In 1997, when I became the director of the Center of Science and Industry (COSI) museum in Columbus, Ohio, I had an opportunity to put all I knew about leadership into practice. I was responsible for the daily operations and P&L of an existing science center, the construction of its US$125 million new home, the design of the exhibits and education programs, the business processes and operating systems that the new facility would need, and the completion of a $40 million private-sector fund-raising campaign.
We had a lean staff and a flat organization. Stakeholders included COSI associates, the city’s leading business figures, the mayor, the city council, the governor, and museum visitors. Each person on our core team brought relevant experiences and competencies to the table, but we faced a huge array of challenges unlike anything we had dealt with before. I realized quickly that one of my most important tasks was to ensure that the team was building creative and robust answers to every question.
This in turn meant we had to come to a shared understanding of our situation, tap the knowledge around us, and continually examine and test the answers and solutions we thought we had in place.
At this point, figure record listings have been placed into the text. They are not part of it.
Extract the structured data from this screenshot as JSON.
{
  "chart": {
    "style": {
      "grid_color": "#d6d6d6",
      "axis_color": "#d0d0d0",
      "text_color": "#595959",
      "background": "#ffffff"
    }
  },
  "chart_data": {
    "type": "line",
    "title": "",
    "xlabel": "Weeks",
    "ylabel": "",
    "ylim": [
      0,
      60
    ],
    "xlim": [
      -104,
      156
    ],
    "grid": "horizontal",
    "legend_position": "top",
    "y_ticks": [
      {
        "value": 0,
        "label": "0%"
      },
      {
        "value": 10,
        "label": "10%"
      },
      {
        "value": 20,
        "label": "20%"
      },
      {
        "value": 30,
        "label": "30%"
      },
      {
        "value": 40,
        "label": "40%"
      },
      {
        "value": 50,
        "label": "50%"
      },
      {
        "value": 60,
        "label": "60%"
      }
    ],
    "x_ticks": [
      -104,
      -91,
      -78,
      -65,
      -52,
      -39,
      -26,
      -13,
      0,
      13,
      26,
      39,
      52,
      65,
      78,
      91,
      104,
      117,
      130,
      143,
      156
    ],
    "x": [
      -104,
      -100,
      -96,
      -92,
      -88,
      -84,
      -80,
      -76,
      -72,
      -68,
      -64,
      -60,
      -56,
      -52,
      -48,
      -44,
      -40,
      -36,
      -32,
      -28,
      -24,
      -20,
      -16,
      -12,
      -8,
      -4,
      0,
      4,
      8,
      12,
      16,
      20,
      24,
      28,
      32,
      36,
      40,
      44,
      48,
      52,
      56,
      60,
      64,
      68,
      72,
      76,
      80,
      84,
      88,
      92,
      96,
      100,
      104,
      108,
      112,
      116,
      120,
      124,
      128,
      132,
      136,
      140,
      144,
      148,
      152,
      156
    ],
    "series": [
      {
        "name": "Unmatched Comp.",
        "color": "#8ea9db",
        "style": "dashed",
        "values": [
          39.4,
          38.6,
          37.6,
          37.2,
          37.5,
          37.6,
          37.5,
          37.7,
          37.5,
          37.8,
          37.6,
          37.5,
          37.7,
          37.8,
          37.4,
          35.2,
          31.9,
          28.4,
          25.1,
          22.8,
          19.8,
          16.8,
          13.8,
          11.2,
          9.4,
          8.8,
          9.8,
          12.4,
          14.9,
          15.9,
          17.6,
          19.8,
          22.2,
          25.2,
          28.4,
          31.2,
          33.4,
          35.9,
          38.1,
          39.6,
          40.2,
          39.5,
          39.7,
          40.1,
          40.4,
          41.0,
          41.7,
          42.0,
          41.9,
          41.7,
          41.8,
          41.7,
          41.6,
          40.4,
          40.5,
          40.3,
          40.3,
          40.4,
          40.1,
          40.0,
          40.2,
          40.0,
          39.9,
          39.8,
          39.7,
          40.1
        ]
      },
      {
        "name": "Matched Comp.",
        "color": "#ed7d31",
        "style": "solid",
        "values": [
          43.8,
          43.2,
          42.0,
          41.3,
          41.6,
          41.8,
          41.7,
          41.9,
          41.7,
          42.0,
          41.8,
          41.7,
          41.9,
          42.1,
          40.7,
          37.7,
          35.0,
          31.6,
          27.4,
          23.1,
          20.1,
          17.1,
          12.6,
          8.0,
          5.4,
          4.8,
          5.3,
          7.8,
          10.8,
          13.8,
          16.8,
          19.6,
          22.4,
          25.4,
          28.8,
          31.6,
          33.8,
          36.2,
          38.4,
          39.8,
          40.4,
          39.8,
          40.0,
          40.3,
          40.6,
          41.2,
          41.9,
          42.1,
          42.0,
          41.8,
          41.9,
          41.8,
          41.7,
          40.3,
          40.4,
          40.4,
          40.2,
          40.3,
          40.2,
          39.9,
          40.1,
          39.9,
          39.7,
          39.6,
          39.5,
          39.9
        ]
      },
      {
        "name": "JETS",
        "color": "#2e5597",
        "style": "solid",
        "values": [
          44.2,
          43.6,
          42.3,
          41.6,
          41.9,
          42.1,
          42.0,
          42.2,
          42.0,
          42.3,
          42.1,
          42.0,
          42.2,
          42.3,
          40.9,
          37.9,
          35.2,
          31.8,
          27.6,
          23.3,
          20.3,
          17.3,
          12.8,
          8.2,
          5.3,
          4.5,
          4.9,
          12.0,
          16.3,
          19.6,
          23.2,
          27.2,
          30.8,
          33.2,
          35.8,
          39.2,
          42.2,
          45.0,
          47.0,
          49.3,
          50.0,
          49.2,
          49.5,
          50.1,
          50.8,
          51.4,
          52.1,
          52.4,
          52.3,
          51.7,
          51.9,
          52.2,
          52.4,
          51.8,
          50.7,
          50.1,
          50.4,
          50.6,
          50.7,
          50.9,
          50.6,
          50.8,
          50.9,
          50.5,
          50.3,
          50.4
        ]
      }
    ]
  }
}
In other words, we were acting like exploratory scientists, and our terrain was an evolving institution.
As I’ve worked in science education over the years, I have wondered why this type of leadership seems so rare in U.S. schools. This question drew me to collaborate with Karl J. Klimek and Elsie Ritzenhein on the book Generative Leadership: Shaping New Futures for Today’s Schools. In the research on the human mind and brain that my coauthors and I conducted for that project, we learned much about the strong relationship between effective leading and effective learning.
According to the classroom-oriented cognitive researchers Renate Numella Caine and Geoffrey Caine, the brain’s natural learning process works most effectively when three elements are present.
The first element is a “high challenge/low threat” environment. People learn most effectively when they feel fundamentally safe but sense something novel or unknown. The low threat level allows the primal centers of the brain to relax; if a threat is perceived, these survival circuits will overwhelm and shut down the brain regions involved in learning. The stimulus — be it novel experience, curiosity, need, or the desire for a result — keeps the brain’s major processing centers alert and highly active.
Second, people learn best in an environment that is rich in diverse sensory information: imagery, spoken words, written text, numbers, and hands-on activity combined. This variety stimulates multiple regions of the brain simultaneously, strengthening the signaling pathways between them. Further, since each individual has a unique blend of learning aptitudes, richly orchestrated experiences are more likely to engage a broader array of people, whether schoolchildren or adults.
Finally, real learning occurs through the active processing of new stimuli or experience. This involves more than just storing information in working memory. Students cannot simply write down what they heard in class to fully understand it. They must experiment with it or apply it to solve problems. Simple as it may sound, exercises that ask students to link new information to their own personal experiences can catalyze this kind of processing very well.
I saw in these three elements the ingredients that had made my own learning experience so powerful. At COSI, we incorporated them into the design of all our exhibits and education programs. I also realized the need to bring them into formal education, especially STEM education.
Out of the Factory Model
Even after years of education reform efforts and the world-shaping impact of computer technologies, many schools are stuck using an education model based on the factories and armies of the 19th century. Authority is hierarchical; knowledge is broken down into discrete, specialized, unrelated units; and the day is divided into manageable blocks of time.